One night in 2004, a German researcher named Ralf Dose was up late drunk Googling when he stumbled upon a post that nearly gave him a heart attack.

The post began:

“I’m looking for information concerning the psychologist and founder of the Institute of Sexual Sciences in Berlin, Dr. Magnus Hirschfeld, and his assistant Li Shiu Tong.”

This query would seem rather pedestrian to the untrained eye but Ralf had already spent years scouring the web for traces of Hirschfeld — the most famous gay Jewish sexologist the world had never heard of — as well as his former lover, Li Shiu Tong.

The post went on to describe, vaguely yet tantalizingly, “papers and items” that “appear to be written by Hirschfeld.” The last sentence read: “I’m curious to know if they are of any significance or interest.”
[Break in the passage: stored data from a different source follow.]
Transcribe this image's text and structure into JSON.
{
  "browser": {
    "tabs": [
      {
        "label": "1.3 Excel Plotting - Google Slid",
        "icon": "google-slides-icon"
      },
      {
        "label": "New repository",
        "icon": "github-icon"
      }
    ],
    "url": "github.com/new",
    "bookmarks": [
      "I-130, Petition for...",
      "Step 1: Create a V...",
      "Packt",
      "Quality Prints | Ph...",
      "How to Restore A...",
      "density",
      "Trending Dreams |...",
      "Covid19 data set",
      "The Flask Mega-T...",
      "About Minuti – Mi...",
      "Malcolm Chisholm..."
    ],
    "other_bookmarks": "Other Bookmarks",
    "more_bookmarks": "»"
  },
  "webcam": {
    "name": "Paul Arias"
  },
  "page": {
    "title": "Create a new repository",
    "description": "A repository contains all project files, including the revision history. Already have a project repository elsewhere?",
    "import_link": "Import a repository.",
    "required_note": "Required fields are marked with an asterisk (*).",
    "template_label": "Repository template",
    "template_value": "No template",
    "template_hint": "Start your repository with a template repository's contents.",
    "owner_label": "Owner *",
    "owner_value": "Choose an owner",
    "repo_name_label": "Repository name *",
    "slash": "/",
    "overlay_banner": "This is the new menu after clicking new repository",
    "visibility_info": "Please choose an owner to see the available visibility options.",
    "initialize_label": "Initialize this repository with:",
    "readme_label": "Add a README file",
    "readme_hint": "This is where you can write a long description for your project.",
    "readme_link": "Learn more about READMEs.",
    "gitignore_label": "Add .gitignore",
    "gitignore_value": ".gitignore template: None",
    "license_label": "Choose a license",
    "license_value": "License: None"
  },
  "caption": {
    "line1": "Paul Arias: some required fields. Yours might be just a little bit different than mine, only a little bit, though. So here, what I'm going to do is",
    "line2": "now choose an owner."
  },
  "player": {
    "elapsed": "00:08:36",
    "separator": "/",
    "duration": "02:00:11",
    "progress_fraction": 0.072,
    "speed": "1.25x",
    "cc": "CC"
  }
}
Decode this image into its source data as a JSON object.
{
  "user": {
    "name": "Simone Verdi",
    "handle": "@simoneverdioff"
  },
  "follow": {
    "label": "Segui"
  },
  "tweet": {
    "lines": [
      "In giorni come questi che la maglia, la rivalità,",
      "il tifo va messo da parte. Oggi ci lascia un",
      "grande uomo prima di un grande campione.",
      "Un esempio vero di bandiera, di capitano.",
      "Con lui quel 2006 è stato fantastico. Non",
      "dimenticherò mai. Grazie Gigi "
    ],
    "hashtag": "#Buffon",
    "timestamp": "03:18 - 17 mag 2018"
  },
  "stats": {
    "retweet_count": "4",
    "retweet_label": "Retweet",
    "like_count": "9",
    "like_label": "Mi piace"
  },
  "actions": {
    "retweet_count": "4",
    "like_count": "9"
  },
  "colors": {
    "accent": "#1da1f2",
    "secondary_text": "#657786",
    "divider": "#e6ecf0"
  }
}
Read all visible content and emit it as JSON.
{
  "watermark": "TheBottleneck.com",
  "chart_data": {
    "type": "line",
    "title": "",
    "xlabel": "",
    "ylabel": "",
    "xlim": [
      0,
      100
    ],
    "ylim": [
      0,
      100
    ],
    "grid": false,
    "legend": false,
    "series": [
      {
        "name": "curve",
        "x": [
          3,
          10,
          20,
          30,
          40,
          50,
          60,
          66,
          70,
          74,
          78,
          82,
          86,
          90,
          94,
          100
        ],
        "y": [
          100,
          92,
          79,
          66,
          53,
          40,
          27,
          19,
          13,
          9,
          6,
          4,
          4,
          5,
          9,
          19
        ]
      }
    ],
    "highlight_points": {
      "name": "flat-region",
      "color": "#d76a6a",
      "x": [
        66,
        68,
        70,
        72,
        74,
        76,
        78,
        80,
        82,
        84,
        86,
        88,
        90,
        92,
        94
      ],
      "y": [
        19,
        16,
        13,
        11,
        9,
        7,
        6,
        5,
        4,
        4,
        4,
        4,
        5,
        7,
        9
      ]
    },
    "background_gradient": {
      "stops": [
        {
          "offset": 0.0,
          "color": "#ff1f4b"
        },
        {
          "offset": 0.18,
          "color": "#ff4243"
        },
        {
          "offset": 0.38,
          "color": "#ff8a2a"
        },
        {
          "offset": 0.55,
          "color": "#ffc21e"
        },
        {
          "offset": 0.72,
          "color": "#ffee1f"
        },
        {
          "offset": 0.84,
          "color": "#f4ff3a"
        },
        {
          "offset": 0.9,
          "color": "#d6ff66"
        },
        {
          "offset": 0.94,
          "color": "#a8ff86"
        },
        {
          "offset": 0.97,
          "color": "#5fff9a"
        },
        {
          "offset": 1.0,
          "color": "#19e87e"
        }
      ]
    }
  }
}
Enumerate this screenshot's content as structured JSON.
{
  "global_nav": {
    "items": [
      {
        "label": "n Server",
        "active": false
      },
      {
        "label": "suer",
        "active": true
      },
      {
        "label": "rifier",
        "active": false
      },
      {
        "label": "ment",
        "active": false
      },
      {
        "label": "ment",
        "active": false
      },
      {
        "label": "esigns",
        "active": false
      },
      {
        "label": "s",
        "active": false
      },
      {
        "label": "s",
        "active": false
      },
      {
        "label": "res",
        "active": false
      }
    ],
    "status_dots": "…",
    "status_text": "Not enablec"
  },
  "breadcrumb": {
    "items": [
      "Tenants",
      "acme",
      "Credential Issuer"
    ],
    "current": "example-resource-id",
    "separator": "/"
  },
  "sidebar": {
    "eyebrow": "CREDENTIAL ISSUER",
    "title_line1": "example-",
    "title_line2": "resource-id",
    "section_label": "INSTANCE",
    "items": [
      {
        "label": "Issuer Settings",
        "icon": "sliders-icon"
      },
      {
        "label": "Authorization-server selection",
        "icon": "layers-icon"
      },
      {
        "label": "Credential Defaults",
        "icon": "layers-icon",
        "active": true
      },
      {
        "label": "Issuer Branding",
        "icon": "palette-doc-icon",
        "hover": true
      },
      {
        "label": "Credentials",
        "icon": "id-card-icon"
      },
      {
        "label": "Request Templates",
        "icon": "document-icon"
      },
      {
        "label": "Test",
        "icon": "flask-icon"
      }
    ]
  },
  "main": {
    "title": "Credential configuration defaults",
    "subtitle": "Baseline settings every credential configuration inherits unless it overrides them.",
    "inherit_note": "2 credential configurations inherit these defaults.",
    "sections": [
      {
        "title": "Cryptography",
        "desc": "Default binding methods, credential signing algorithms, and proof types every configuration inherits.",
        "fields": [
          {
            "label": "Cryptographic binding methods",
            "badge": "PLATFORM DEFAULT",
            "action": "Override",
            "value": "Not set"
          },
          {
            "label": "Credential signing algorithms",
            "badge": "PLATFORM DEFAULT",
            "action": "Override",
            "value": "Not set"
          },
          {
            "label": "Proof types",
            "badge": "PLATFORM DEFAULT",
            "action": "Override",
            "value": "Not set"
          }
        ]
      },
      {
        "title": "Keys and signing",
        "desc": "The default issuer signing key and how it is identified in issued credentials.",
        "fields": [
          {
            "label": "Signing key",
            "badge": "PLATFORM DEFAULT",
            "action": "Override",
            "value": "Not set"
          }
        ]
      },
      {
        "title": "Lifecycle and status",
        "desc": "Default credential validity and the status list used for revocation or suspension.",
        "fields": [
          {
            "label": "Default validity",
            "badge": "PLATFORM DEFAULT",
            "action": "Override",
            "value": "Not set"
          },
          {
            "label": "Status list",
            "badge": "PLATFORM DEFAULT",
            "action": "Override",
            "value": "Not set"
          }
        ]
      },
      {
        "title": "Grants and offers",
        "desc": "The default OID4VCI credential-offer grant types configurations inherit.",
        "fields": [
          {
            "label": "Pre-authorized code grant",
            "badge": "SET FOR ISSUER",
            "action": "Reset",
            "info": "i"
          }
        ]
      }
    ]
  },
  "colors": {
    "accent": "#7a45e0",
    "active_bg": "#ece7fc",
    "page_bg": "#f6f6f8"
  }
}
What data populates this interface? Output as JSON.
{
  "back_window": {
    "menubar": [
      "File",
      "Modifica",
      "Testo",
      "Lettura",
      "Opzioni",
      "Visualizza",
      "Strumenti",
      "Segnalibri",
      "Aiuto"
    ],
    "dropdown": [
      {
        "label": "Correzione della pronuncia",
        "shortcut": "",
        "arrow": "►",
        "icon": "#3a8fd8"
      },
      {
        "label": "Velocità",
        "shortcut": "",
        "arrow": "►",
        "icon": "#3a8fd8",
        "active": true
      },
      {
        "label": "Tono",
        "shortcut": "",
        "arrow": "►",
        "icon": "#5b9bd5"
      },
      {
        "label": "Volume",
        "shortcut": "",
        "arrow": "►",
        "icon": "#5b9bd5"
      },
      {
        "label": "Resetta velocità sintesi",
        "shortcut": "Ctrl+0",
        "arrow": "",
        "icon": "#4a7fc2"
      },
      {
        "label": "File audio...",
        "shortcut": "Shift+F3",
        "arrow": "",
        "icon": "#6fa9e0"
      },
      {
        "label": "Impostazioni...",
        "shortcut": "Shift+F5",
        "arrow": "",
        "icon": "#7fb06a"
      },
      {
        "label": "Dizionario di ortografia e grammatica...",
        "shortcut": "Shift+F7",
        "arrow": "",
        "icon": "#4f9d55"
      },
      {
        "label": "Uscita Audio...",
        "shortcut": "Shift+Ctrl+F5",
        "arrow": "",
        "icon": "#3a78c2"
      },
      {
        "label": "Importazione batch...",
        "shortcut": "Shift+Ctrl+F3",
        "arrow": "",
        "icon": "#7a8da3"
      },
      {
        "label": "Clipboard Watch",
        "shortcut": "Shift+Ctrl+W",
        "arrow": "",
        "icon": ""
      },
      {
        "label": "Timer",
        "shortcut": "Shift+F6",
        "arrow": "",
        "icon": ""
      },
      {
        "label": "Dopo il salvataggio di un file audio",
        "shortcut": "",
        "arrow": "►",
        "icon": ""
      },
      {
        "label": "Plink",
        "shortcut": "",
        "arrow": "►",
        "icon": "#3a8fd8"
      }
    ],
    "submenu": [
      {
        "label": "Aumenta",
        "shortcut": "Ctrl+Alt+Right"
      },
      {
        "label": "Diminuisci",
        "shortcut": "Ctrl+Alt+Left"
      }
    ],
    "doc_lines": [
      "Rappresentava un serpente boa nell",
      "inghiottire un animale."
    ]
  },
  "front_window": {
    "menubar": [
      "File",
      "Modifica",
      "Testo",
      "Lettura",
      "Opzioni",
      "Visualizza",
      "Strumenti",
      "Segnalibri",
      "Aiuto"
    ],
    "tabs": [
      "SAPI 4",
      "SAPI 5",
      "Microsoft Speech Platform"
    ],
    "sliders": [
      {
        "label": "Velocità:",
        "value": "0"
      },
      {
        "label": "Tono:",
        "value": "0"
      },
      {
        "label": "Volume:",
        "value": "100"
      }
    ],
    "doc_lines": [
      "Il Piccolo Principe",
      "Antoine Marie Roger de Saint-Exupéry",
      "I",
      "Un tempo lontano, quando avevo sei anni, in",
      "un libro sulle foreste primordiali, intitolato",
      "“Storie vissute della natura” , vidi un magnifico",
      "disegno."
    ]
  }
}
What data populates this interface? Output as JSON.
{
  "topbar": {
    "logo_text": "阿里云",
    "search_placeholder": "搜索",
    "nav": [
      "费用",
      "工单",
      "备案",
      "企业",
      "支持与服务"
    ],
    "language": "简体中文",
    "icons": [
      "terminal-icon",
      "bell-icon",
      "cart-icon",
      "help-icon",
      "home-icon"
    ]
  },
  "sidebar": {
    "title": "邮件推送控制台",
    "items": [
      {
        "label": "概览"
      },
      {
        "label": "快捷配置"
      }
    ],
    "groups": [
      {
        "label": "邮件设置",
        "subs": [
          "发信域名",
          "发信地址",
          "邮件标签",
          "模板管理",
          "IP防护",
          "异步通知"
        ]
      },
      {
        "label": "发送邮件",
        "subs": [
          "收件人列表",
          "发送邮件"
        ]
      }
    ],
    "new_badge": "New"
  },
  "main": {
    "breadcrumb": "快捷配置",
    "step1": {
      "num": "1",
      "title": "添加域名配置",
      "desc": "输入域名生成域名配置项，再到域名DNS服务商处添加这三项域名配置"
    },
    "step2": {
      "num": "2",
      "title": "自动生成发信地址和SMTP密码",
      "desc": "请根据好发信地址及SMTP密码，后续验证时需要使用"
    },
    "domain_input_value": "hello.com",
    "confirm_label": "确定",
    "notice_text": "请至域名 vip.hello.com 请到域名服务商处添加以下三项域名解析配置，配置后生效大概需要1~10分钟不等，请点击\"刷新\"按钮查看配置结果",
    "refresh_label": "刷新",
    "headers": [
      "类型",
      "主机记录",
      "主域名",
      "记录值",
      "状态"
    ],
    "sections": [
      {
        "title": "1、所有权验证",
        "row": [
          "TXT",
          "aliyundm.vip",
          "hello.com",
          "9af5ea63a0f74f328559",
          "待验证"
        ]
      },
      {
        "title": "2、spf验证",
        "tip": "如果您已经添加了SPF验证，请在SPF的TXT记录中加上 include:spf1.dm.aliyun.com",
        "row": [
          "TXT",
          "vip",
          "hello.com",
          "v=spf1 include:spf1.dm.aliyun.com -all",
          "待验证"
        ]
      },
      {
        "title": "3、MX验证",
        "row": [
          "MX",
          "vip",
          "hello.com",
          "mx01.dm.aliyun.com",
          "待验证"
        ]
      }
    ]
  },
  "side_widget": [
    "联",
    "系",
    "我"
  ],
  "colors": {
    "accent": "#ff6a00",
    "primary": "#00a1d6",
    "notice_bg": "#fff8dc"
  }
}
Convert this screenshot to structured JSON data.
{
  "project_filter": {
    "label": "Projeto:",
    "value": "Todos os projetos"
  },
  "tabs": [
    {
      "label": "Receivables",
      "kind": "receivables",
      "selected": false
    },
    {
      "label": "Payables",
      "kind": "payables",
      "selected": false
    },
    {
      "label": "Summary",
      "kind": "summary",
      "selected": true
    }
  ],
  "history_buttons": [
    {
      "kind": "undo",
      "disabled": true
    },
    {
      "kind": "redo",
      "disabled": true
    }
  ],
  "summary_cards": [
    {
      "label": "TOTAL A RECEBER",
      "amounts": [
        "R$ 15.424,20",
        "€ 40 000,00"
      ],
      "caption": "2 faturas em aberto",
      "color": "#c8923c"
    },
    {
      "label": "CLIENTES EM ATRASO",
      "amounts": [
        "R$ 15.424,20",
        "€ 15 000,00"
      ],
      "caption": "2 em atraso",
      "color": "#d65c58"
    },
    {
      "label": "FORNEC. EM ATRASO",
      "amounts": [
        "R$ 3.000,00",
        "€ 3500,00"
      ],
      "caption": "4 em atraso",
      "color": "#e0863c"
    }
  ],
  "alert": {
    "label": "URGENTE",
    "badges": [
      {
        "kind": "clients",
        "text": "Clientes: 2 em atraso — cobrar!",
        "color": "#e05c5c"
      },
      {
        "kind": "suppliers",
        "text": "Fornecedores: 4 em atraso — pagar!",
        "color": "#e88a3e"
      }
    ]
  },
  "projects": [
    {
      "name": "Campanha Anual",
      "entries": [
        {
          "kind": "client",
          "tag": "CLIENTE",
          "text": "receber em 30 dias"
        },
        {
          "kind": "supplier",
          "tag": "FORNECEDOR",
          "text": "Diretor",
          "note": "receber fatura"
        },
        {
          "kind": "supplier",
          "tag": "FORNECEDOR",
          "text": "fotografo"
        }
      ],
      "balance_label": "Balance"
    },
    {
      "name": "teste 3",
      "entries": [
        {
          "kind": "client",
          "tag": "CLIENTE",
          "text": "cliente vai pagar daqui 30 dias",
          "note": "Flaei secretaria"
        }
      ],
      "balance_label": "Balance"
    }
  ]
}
If Ralf’s physical state at that moment was any indication, the items were indeed “of interest.” He began perspiring at the thought of seeing Hirschfeld’s sexology books or the enormous phallus the doctor had allegedly lugged back from Indonesia. However, the post had been written in 1994 — the year the Internet was born! — which made Ralf a bit pessimistic that he would actually be able to find said items.

It seems important to note here that Hirschfeld was a pretty big deal in his time. Before Harvey Milk, before Stonewall, before Kinsey, Hirschfeld’s radical ideas changed the way Germans thought about sexuality.  And then, just as his ideas were beginning to take hold, they were overshadowed by the ghastly events leading to the Second World War.  It was still shocking to find remnants of Hirschfeld’s life in far flung places, even though Ralf knew the doctor traveled a lot after being expelled from Germany in the 1930’s.

Feeling more sober already, Ralf Googled around for the email address of the person who’d posted. The man, who lived in Toronto, replied almost immediately to Ralf’s email with a photo of Hirschfeld’s suitcase. “At this point, I had another heart attack,” Ralf said. Among the contents were a mask that had been formed from Hirschfeld’s face after his death, photographs and copies of rare journals.

Hirschfeld’s suitcase. Photo credit Adam Smith.

The items had been tossed away by Li Shiu Tong, Hirschfeld’s ex-lover. Maybe. It wasn’t clear. The only thing that seemed clear was that Ralf should find out where Li’s family lived in Canada.

After requesting and receiving Li’s will in the mail (Canadian bureaucrats being the more accommodating sort), Ralf knew he had to fly to Canada to find Li’s family and see if they knew anything about more documents Hirschfeld may have left behind.

Being from the non-profit world, he didn’t have the cash, but he did have connections in Berlin that might want to help. He told Dr. Sermann Simon of the Centrum Judaicum in Berlin that some of Hirschfeld’s belongings were still in Canada. “Simon kindly suggested that I book a flight immediately and send him the bill,” Ralf said.

 Hirschfeld and Li Shiu Tong

Hirschfeld lived in 1920’s Berlin, when the German capital was a city of cabaret and Bauhaus architecture, smoky salons and freshly-maimed WWI veterans.

He was a complicated man: in favor of the legalization of prostitution, ambivalent about abortion, atheistic, non-monogamous. He was, like many successful civil rights leaders, fiercely devoted to equality but also wary of alienating anyone with fiery, antagonistic rhetoric.

Instead, he would devote a considerable chunk of his life trying to prove the biological basis of homosexuality. Hirschfeld, who was a practicing physician, believed intuitively that if the public had a better understanding of the science of homosexuality — that it occurred in nature, and wasn’t a choice — they wouldn’t be so hostile to homosexuals.

While Berlin had a progressive, if tumultuous, social climate, the German penal code known as Paragraph 175 banned homosexual intercourse and kept gay relations in the shadows. Hirschfeld organized the first Scientific Humanitarian Committee, which campaigned for the social and legal inclusion of homosexuality as well as a repeal of the anti-gay law.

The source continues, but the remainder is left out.